By going all out on Trump all the time, the media are only making it much harder to criticize him in the end. Jamie Kirchick has been brutal critic of Donald Trump, and even he has had it with the media unintentionally assisting Trump:

Now that Trump is in the White House, much of the media feels uninhibited in their campaign to destroy him, seeing the unprecedented nature of his presidency as license to get away with anything. Take Jonathan Weisman, deputy Washington editor of The New York Times. Since he was targeted by pro-Trump, anti-Semitic Twitter trolls last summer, Weisman—a man who is supposed to at least feign objectivity—has completely dropped any pretense of political independence. His own Twitter feed—like the feeds of a growing number of Times reporters—is a constant stream of anti-Trump invective indistinguishable from committed anti-Trump pundits like myself. Why do I hold myself and Jonathan Weisman to such wildly differing standards?
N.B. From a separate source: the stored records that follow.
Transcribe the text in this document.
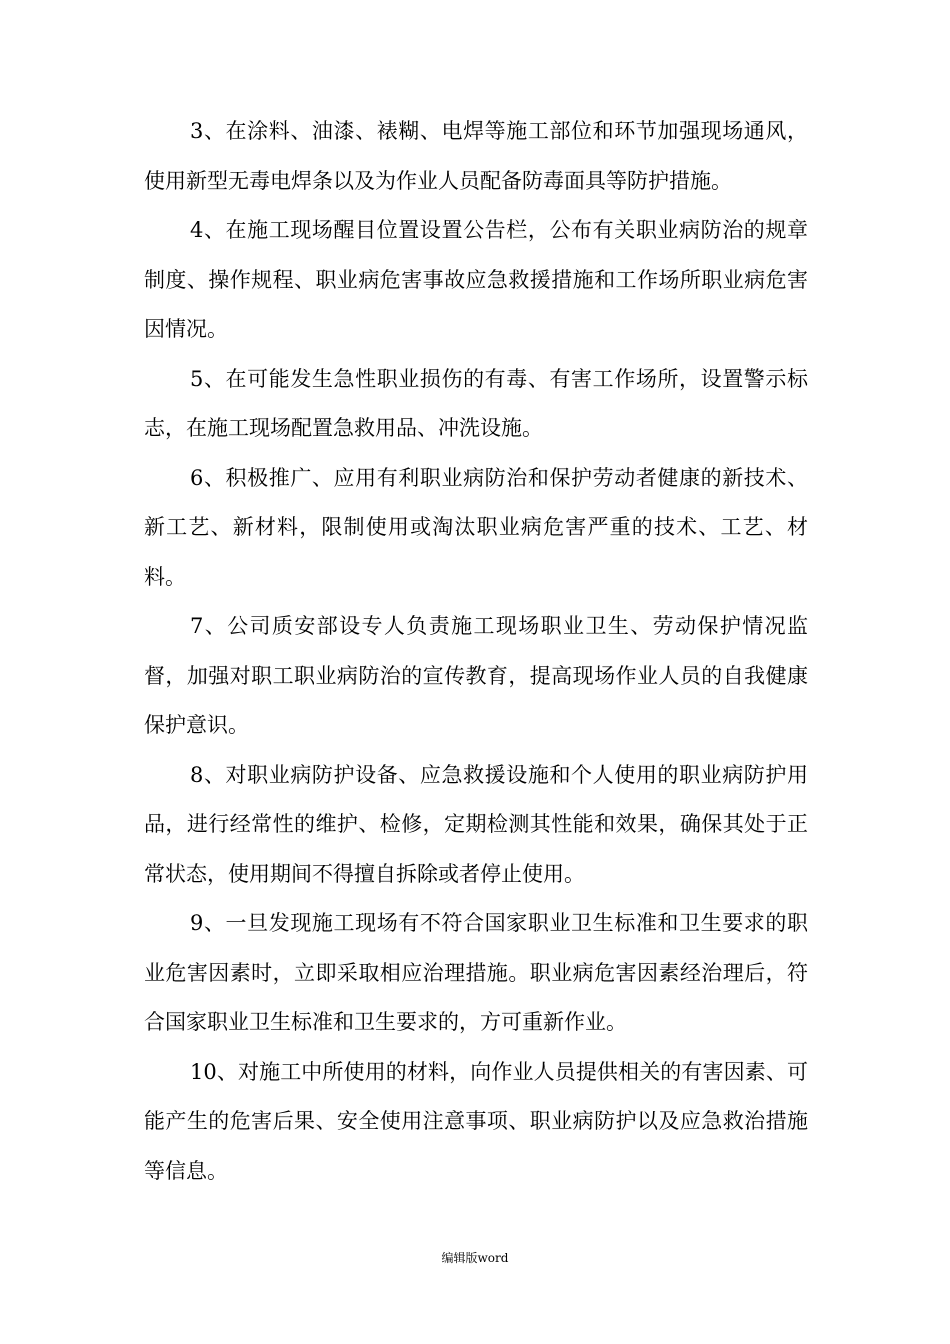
3、在涂料、油漆、裱糊、电焊等施工部位和环节加强现场通风，使用新型无毒电焊条以及为作业人员配备防毒面具等防护措施。

4、在施工现场醒目位置设置公告栏，公布有关职业病防治的规章制度、操作规程、职业病危害事故应急救援措施和工作场所职业病危害因情况。

5、在可能发生急性职业损伤的有毒、有害工作场所，设置警示标志，在施工现场配置急救用品、冲洗设施。

6、积极推广、应用有利职业病防治和保护劳动者健康的新技术、新工艺、新材料，限制使用或淘汰职业病危害严重的技术、工艺、材料。

7、公司质安部设专人负责施工现场职业卫生、劳动保护情况监督，加强对职工职业病防治的宣传教育，提高现场作业人员的自我健康保护意识。

8、对职业病防护设备、应急救援设施和个人使用的职业病防护用品，进行经常性的维护、检修，定期检测其性能和效果，确保其处于正常状态，使用期间不得擅自拆除或者停止使用。

9、一旦发现施工现场有不符合国家职业卫生标准和卫生要求的职业危害因素时，立即采取相应治理措施。职业病危害因素经治理后，符合国家职业卫生标准和卫生要求的，方可重新作业。

10、对施工中所使用的材料，向作业人员提供相关的有害因素、可能产生的危害后果、安全使用注意事项、职业病防护以及应急救治措施等信息。

编辑版word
Because my job is to opine and provoke. His job is to accurately report on events, so that I know that the things I am reacting to are real, rather than the products of angry mass hallucinations or partisan messaging campaigns. By publicly refusing to do his job, he makes my job (and all our jobs as engaged citizens) much harder because I can’t reasonably trust that what I read in The New York Times is factual or based on good sourcing. Who in their right mind inside the Trump administration would talk to The New York Times, except to mislead the paper’s reporters and editors, by spinning them up or sending them off on wild goose chases that serve the administration’s own aims? How can I trust that what I read in the paper’s news columns isn’t hopelessly distorted by the angry bias evident in the social-media feeds of the paper’s editors and reporters? Much of the reporting on the Trump administration thus far seems to be so poorly sourced, riddled with caricature and negative wishful thinking as to be actively misleading, for all intents and purposes “fake news.” The beneficiary of the resulting confusion and hysteria is not The New York Times or its readers. It’s Donald Trump.

Kirchick is exactly right. When both the person in power and his critics on the outside are both perceived as lacking credibility, the person in power is likely to come out on top. The media need to stop asking, “Can he do that?” at every turn, and start asking “Should he do that?” If the media earnestly seek honest answers, they can recover some credibility and the balance of power to sway public opinion in their favor. If Trump ultimately proves to be a dangerous demagogue, simply reporting the facts is the only way put him in his place and hold him accountable.

Correction: An earlier version of this story stated the court voted 9-0 in favor of the Little Sister of the Poor. The ruling was 8-0, as Justice Scalia had recently passed away.